With this set-up, the difficulty of testing a disaster recovery plan almost disappears. Because every site is running all the time, and because each critical application is running in more than one place, the plan is essentially tested every day, Grochow says. “The idea is to always be in a ‘fail-soft’ mode. If you have an architecture that allows certain things to be down, you are never completely out of business,” he explains. “But if your architecture has lots of single points of failure, you have to have a very detailed recovery plan.
“The concept of disaster recovery as we knew it is changing,” Grochow says. “I think we have gotten past the point where you can rely on a third party to provide hot-site recovery, because it has gotten too complicated.”
The outsourcing option
There is a trend among large companies to bring disaster recovery in-house after having outsourced it, according to a recent report from Gartner. Here are some of the reasons:
- A desire to tighten recovery-time windows to 24 hours — and often to less than four hours, which vendors quote at prices that make customers cringe.
- The distance of recovery sites from the customer’s data centre. They’re often too far, making the transport of tapes and personnel costly and slow.
- Inflexible, long-term contracts of three to five years, which may exceed the customer’s planning horizon.
- Inflexible testing options and environments.

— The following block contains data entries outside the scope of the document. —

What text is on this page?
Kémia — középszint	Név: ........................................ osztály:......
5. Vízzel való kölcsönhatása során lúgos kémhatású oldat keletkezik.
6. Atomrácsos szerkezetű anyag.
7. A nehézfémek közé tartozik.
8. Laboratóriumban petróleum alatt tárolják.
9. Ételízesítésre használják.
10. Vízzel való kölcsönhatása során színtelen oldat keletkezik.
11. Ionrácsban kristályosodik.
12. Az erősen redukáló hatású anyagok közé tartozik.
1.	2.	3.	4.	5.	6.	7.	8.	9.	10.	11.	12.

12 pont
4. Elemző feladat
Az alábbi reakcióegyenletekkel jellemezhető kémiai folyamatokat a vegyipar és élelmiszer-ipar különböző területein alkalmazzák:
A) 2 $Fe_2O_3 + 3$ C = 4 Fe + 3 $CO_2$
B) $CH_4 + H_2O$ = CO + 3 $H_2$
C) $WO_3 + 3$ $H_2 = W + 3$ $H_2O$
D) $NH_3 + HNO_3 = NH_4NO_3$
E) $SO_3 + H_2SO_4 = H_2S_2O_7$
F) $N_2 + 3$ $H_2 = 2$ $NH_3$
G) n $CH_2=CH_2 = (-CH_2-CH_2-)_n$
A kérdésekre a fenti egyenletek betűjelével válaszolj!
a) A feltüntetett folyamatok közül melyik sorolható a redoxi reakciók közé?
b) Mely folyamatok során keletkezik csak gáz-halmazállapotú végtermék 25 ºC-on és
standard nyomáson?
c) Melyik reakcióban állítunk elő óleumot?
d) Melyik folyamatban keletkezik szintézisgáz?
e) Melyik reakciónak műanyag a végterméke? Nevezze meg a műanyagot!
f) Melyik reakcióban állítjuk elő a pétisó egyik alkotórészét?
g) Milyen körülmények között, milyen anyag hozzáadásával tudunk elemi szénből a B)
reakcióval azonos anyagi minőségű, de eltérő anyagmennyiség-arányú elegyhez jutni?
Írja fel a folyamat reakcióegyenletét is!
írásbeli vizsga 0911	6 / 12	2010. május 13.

But before giving up on service providers, Gartner advises companies to consider that the vendors may have far greater assets in terms of personnel, equipment, power and processing redundancy, and disaster recovery expertise.
A contrarian view
“I’ve been in IT for 33 years, and I don’t believe disaster recovery is getting harder at all,” says Rod Hamilton, CIO of health insurance provider UnitedHealth Group International Inc. in Minneapolis.
While he acknowledges that applications, environments and business needs vary greatly from company to company, Hamilton says three trends have eased the pain for him.
A huge drop in the cost of communications.“Thirty-three years ago, there was no Internet, and the cost of connecting two sites was wildly exorbitant,” says Hamilton. “Now, real-time backup to a remote site is economically feasible.”
Business process outsourcing and offshoring. “In order to offshore a process, you have to make it portable, and as soon as you make it portable, it’s easier to recover,” Hamilton says.
Web-based applications.The move to the Web also has increased application portability, because users as well as developers can access applications from anywhere via the Internet. An operations centre in Miami was frequently shut down during hurricane threats, Hamilton says, but it can now remain open longer because staffers can work from home. “It’s possible, with redirects, to move the back end somewhere, and users on the Internet are none the wiser,” he says.
And he says moving to Web services eases the burden of supporting and recovering desktop systems, because Web portals can deliver functionality to clients without application software having to be installed on them.
“I’ve lived through the main evolutionary moves in application deployment, with traditional mainframe systems requiring support at the centre but virtually none at the desktop, through client/server, with elaborate needs to manage software at each desktop, back full circle to the Web,” Hamilton says. “I view Web technology as a return to the good old days, from a management perspective.”